Khan called it a “fear tactic” that had no real purpose other than frightening people.
“I don’t know what the outcome of that was supposed to be,” he said. “It only gets people more upset, it further proves the point of the protest. It’s like fuel into the fire.”
That confrontation set the tone for the rest of the day, Khan said.
Police officers on the street warned the crowd at different moments that their assembly was “unlawful” and that they would be arrested if they failed to disperse. Dozens of people were arrested as the march proceeded towards Barclays Center.

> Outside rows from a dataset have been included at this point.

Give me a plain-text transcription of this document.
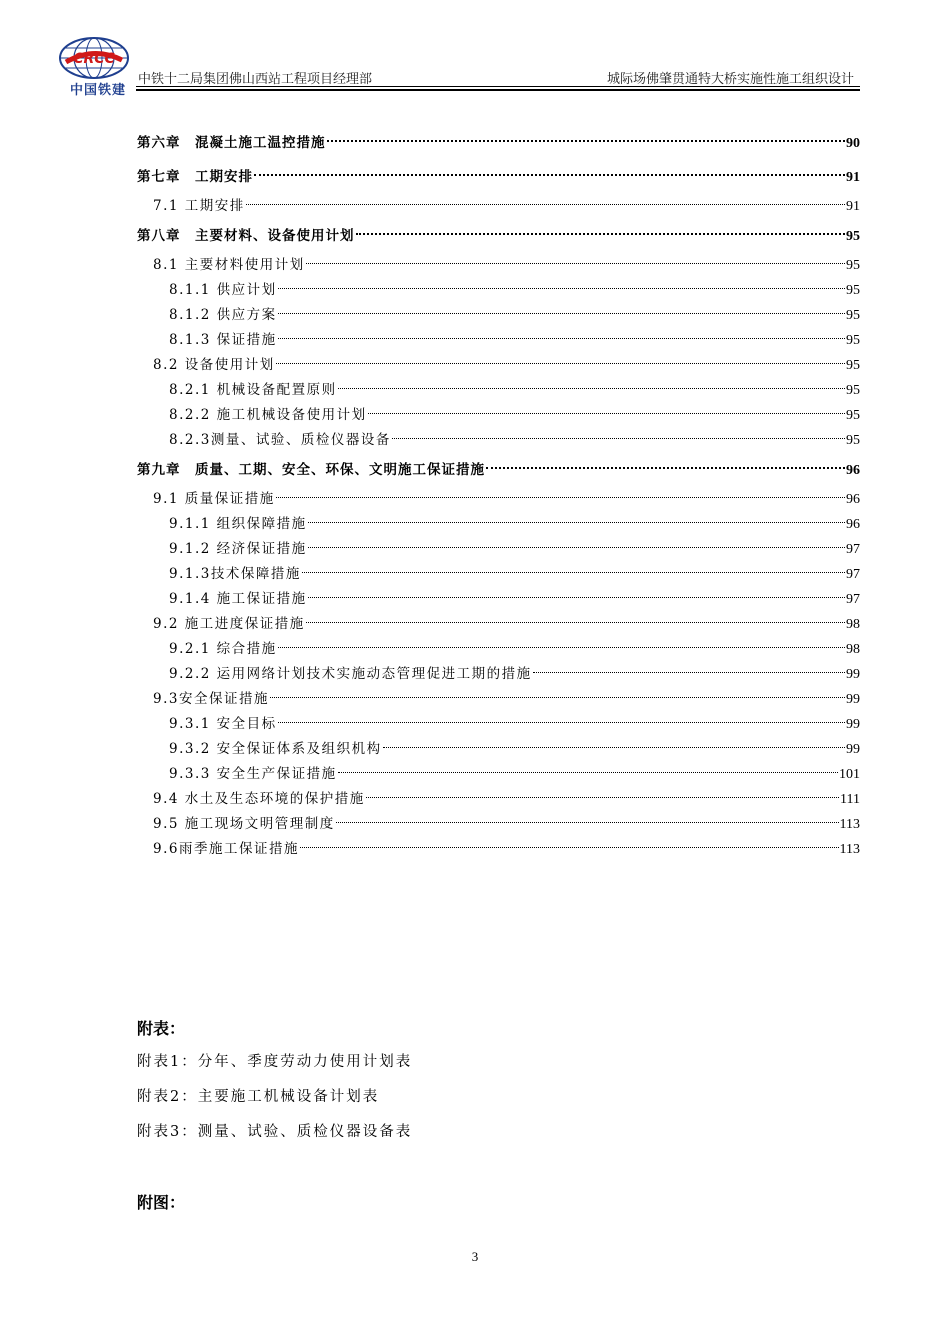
CRCC
中国铁建
中铁十二局集团佛山西站工程项目经理部	城际场佛肇贯通特大桥实施性施工组织设计
第六章　混凝土施工温控措施	90
第七章　工期安排	91
7.1 工期安排	91
第八章　主要材料、设备使用计划	95
8.1 主要材料使用计划	95
8.1.1 供应计划	95
8.1.2 供应方案	95
8.1.3 保证措施	95
8.2 设备使用计划	95
8.2.1 机械设备配置原则	95
8.2.2 施工机械设备使用计划	95
8.2.3测量、试验、质检仪器设备	95
第九章　质量、工期、安全、环保、文明施工保证措施	96
9.1 质量保证措施	96
9.1.1 组织保障措施	96
9.1.2 经济保证措施	97
9.1.3技术保障措施	97
9.1.4 施工保证措施	97
9.2 施工进度保证措施	98
9.2.1 综合措施	98
9.2.2 运用网络计划技术实施动态管理促进工期的措施	99
9.3安全保证措施	99
9.3.1 安全目标	99
9.3.2 安全保证体系及组织机构	99
9.3.3 安全生产保证措施	101
9.4 水土及生态环境的保护措施	111
9.5 施工现场文明管理制度	113
9.6雨季施工保证措施	113
附表：
附表1：分年、季度劳动力使用计划表
附表2：主要施工机械设备计划表
附表3：测量、试验、质检仪器设备表
附图：
3
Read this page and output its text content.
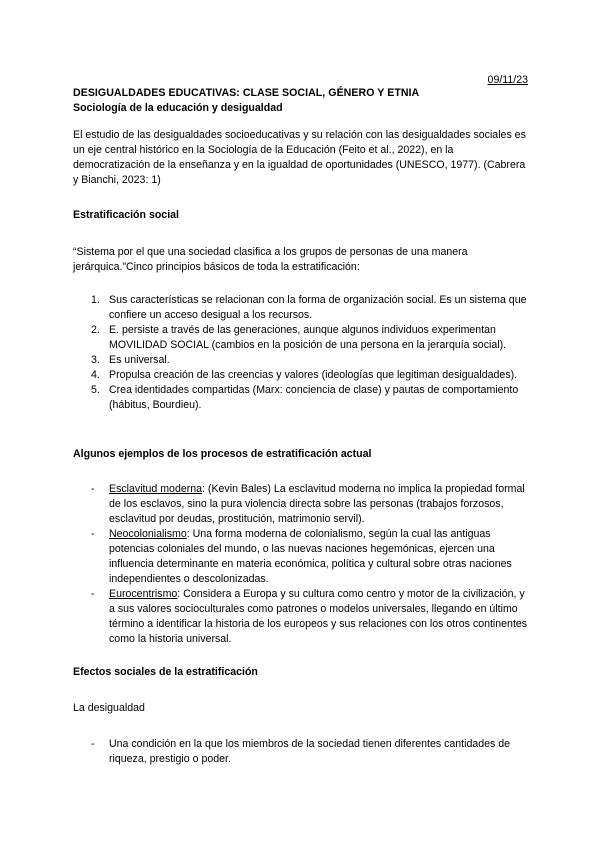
09/11/23
DESIGUALDADES EDUCATIVAS: CLASE SOCIAL, GÉNERO Y ETNIA
Sociología de la educación y desigualdad
El estudio de las desigualdades socioeducativas y su relación con las desigualdades sociales es un eje central histórico en la Sociología de la Educación (Feito et al., 2022), en la democratización de la enseñanza y en la igualdad de oportunidades (UNESCO, 1977). (Cabrera y Bianchi, 2023: 1)
Estratificación social
“Sistema por el que una sociedad clasifica a los grupos de personas de una manera jerárquica.”Cinco principios básicos de toda la estratificación:
1. Sus características se relacionan con la forma de organización social. Es un sistema que confiere un acceso desigual a los recursos.
2. E. persiste a través de las generaciones, aunque algunos individuos experimentan MOVILIDAD SOCIAL (cambios en la posición de una persona en la jerarquía social).
3. Es universal.
4. Propulsa creación de las creencias y valores (ideologías que legitiman desigualdades).
5. Crea identidades compartidas (Marx: conciencia de clase) y pautas de comportamiento (hábitus, Bourdieu).
Algunos ejemplos de los procesos de estratificación actual
- Esclavitud moderna: (Kevin Bales) La esclavitud moderna no implica la propiedad formal de los esclavos, sino la pura violencia directa sobre las personas (trabajos forzosos, esclavitud por deudas, prostitución, matrimonio servil).
- Neocolonialismo: Una forma moderna de colonialismo, según la cual las antiguas potencias coloniales del mundo, o las nuevas naciones hegemónicas, ejercen una influencia determinante en materia económica, política y cultural sobre otras naciones independientes o descolonizadas.
- Eurocentrismo: Considera a Europa y su cultura como centro y motor de la civilización, y a sus valores socioculturales como patrones o modelos universales, llegando en último término a identificar la historia de los europeos y sus relaciones con los otros continentes como la historia universal.
Efectos sociales de la estratificación
La desigualdad
- Una condición en la que los miembros de la sociedad tienen diferentes cantidades de riqueza, prestigio o poder.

“No intention of looting. No intention of smashing people’s homes, and still the police were pepper spraying people and hitting them with batons,” Khan said. One of his friends was hit so severely that he had to go to the hospital for possible nerve damage.
Later that evening, Khan and his friends walked across the Manhattan Bridge as part of a large crowd. They were met with batons. A police officer hit Khan twice in the stomach.
“He screamed to my face, ‘Fuck you! Fuck you! Get the fuck out!’” Khan recalled.
By the end of the day, the police had started to lose control. Violence and looting began. Fast-moving groups of people shattered storefronts and set police vehicles on fire. Police started slamming protesters on the ground and arresting dozens, even those who were there peacefully.
“It felt as though the police were scared of us,” Khan said. “Before we would even do anything, they knew that we were wrong.”